Thanks to a stop at Ham Radio Outlet in Atlanta, I now have my own dual band (144/440 MHz) mag mount antenna (an MFJ-1729 mag mount kit) mounted to the trunk of my car. Now I should have a much longer range on the radio when I’m in the car. Help me test it out. I’m usually listening on one of the CARS repeaters. Give me (KK4JRP) a call on the radio!

Accessorizing the radio

My radio has its first accessories: a speaker/mic (MH-74A7A) and the GPS module.

The first thing that struck me about both the speaker/mic and the GPS unit was how small they were. Quite a bit smaller than what I expected from a hand mic (something big and chunky). The MH-74A7A is the size of my palm and at first seems like it would be too small to hold or use comfortably. Turns out to be not so bad though, and the lighter weight (compared to holding the radio) will probably mean less fatigue when playing radio. I think the cord weighs more than the microphone itself. There’s a single PTT button on the side and that’s it, so using it is pretty simple.

Sound quality is pretty much the same as what I get out of the radio speaker, although perhaps not quite as loud. No complaints there. The nice thing is that I can clip it closer to my ear for easier listening, rather than walking around holding a radio up to my head.
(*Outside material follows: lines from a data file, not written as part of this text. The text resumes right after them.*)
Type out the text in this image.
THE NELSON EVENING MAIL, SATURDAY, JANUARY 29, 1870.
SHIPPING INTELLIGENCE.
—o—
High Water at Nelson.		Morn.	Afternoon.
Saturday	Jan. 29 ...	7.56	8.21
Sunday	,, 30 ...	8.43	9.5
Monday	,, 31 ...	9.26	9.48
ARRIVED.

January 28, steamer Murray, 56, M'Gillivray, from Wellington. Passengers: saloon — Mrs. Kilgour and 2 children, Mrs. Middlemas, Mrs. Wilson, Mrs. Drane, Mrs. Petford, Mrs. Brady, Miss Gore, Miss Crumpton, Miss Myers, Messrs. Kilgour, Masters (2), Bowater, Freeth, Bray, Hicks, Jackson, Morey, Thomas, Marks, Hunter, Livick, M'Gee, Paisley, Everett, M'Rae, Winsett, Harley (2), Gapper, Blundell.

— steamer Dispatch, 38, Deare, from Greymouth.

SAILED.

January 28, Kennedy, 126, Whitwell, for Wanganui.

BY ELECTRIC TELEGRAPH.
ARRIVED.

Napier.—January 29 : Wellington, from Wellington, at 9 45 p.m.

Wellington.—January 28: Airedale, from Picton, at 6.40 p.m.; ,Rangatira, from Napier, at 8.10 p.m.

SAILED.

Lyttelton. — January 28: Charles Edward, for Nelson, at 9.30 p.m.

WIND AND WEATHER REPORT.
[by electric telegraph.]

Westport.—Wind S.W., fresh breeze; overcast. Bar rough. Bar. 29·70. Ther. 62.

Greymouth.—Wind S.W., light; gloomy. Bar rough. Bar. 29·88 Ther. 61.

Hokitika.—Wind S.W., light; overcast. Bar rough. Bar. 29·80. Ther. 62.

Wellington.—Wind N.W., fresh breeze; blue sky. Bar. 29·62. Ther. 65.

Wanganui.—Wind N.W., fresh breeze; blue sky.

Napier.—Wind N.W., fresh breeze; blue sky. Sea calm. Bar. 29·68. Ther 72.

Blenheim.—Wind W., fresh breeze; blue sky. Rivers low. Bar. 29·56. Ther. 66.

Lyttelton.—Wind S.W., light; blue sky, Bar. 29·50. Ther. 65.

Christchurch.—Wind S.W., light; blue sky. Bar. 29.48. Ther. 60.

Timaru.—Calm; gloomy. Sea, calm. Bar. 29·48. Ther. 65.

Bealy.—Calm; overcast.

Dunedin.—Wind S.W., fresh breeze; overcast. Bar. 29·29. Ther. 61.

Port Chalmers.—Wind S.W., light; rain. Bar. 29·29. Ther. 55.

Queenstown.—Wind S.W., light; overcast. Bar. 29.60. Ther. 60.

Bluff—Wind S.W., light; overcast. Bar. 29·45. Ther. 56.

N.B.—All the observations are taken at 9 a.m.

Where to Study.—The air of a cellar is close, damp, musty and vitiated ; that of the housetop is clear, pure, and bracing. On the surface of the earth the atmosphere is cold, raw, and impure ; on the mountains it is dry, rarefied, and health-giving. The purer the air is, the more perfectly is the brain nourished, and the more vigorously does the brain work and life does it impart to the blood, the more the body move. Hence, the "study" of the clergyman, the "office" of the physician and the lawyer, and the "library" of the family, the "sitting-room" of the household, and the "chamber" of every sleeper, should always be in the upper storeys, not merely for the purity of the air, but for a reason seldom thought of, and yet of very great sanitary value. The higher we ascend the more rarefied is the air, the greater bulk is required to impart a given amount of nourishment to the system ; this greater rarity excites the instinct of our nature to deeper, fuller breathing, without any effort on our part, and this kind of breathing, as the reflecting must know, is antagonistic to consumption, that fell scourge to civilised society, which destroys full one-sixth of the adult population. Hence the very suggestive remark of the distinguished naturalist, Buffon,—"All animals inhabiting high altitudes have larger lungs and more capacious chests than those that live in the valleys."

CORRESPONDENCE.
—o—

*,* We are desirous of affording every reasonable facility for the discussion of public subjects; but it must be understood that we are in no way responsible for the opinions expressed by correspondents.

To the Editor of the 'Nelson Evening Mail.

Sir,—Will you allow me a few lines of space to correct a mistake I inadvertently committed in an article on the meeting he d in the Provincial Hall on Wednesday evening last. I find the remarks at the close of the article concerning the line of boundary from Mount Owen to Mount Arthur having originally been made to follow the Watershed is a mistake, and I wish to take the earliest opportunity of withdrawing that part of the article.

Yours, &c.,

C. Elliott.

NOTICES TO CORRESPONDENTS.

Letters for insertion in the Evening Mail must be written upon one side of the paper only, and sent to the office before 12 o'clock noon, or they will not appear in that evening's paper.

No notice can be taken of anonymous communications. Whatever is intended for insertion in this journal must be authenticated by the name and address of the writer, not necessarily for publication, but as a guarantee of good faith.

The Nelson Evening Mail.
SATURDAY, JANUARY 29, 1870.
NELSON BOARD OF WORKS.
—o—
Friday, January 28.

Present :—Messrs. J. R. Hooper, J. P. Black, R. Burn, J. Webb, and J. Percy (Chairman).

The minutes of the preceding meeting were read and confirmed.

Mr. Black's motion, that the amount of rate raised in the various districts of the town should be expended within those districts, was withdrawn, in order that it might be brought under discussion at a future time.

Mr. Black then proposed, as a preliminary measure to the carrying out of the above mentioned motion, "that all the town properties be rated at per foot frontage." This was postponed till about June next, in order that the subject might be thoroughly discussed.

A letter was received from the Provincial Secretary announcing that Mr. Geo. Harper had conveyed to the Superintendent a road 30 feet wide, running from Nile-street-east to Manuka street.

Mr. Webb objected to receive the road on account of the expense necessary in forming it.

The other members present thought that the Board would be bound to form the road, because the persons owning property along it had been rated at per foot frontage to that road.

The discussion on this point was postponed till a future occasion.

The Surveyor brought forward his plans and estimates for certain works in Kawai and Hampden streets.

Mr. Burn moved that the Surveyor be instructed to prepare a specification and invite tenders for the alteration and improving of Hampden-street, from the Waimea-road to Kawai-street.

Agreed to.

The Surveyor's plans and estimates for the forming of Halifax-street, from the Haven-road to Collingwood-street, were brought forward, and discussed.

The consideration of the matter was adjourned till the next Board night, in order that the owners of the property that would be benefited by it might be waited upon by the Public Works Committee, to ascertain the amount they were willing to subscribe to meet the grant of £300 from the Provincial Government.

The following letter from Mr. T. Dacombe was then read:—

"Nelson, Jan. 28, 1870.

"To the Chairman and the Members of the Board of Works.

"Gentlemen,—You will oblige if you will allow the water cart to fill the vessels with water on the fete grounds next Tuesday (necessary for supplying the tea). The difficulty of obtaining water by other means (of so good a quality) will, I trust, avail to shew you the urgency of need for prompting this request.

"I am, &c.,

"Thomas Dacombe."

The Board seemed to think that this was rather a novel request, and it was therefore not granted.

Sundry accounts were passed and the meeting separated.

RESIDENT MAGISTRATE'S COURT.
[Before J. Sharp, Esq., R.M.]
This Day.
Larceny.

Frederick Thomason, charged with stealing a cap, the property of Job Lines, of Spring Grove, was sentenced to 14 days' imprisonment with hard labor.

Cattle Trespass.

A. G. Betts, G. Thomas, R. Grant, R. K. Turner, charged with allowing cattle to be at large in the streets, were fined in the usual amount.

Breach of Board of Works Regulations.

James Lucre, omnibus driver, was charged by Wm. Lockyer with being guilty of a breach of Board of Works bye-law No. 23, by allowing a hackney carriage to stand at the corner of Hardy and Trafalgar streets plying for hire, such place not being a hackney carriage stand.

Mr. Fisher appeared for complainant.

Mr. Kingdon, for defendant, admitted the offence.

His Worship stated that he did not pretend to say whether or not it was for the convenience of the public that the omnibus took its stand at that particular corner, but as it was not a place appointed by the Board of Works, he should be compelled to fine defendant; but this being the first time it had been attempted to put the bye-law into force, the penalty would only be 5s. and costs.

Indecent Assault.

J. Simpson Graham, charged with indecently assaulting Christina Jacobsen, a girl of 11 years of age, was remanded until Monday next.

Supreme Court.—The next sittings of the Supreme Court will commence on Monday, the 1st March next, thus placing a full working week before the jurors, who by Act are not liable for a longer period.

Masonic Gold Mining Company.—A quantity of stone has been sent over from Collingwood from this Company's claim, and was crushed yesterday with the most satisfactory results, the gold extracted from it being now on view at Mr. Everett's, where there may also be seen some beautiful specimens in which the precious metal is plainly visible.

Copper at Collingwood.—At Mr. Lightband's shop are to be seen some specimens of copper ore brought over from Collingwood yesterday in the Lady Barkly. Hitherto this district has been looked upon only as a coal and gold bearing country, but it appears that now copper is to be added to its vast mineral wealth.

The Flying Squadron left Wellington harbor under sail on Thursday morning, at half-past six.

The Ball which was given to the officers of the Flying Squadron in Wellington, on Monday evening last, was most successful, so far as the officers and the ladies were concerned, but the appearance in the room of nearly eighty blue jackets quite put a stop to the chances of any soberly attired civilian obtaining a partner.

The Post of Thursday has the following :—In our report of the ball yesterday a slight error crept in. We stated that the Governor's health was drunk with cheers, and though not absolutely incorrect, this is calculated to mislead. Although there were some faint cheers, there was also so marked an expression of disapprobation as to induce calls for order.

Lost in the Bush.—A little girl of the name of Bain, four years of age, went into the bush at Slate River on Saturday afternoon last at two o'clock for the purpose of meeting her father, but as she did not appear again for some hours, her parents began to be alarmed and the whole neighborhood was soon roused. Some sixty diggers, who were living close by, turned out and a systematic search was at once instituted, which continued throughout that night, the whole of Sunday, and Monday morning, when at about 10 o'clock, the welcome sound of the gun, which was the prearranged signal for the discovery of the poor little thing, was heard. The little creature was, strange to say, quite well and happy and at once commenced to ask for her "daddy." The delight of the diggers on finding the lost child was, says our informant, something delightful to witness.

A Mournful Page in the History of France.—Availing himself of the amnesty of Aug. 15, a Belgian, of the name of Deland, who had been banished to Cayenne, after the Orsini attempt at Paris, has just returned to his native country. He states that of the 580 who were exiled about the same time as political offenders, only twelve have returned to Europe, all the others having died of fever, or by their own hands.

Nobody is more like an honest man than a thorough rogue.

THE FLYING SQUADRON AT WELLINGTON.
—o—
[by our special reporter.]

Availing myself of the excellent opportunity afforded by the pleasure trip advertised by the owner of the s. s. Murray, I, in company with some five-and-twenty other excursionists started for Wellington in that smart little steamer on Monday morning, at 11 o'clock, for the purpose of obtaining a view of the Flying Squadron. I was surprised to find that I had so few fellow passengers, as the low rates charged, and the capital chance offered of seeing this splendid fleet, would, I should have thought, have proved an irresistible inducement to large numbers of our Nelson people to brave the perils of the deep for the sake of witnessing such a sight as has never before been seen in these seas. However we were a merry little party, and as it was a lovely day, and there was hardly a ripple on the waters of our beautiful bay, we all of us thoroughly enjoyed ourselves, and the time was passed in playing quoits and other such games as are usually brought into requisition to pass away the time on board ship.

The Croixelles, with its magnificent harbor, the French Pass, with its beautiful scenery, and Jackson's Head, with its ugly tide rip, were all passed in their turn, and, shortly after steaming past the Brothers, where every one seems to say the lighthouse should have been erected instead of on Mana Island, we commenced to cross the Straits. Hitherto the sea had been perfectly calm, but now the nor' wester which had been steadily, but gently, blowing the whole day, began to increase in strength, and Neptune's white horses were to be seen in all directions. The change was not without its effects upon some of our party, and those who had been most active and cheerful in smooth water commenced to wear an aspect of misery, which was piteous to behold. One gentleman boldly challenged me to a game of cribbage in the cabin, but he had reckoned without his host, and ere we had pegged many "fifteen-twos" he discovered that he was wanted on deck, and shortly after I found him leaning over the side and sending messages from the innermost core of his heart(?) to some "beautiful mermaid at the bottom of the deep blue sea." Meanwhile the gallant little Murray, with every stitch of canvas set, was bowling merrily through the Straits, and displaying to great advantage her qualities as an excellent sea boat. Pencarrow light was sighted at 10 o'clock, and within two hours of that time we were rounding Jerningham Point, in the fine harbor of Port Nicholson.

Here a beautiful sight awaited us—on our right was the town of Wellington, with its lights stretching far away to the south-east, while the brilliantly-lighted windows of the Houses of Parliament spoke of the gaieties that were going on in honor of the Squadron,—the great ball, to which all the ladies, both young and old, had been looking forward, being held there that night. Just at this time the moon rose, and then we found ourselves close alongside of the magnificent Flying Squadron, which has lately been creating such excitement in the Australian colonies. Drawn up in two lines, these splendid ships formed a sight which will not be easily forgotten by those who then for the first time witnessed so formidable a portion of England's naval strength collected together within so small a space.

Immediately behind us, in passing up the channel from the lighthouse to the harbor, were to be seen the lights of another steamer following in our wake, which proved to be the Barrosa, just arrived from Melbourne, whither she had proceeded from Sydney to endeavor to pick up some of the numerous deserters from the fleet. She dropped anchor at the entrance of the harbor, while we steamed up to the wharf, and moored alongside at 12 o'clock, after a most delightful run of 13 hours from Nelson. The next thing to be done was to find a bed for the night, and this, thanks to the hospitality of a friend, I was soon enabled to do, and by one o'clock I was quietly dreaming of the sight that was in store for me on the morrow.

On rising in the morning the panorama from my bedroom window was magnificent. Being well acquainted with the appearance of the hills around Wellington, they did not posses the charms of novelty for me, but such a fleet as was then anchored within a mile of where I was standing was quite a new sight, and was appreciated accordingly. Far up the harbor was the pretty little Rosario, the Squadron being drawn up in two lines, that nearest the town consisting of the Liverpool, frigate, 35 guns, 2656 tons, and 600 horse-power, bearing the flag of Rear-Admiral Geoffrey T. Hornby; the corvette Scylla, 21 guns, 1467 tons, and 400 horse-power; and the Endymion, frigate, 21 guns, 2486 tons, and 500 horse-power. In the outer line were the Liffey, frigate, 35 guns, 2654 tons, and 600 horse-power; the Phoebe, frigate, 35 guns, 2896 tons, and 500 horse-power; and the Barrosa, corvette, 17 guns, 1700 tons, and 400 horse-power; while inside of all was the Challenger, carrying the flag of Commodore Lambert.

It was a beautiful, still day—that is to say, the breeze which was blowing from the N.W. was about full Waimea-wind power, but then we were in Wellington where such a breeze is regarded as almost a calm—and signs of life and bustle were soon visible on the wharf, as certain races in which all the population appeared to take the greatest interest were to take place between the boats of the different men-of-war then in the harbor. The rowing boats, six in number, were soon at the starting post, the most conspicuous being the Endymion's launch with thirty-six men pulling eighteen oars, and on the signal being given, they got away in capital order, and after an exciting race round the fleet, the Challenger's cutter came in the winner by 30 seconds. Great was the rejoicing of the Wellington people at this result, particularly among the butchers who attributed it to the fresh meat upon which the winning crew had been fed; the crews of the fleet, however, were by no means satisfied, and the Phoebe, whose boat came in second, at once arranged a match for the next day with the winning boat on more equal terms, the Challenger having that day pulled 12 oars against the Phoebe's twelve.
Stick the radio in the side pouch of my backpack, clip the speaker/mic to the shoulder strap and i can walk around listening to the weather radio or for any radio activity. Much easier than walking around holding the radio up to my ear or in front of me.

The GPS module is even smaller than the speaker/mic (about half the size) and plugs right into the top of the speaker/mic and secured by a screw. So far it seems to work pretty well and gives the radio GPS capabilities and makes the radio’s APRS feature useful. It’s small and light enough that it doesn’t make the speaker/mic top-heavy when it’s attached and secured into place.

Overall, the combination is nicer and much easier to use than I expected it would be at first glance. Used it a few times now to play radio and so far the most awkward part is getting tangled up in the cable. I think I’m going to enjoy using the speaker/mic with my radio.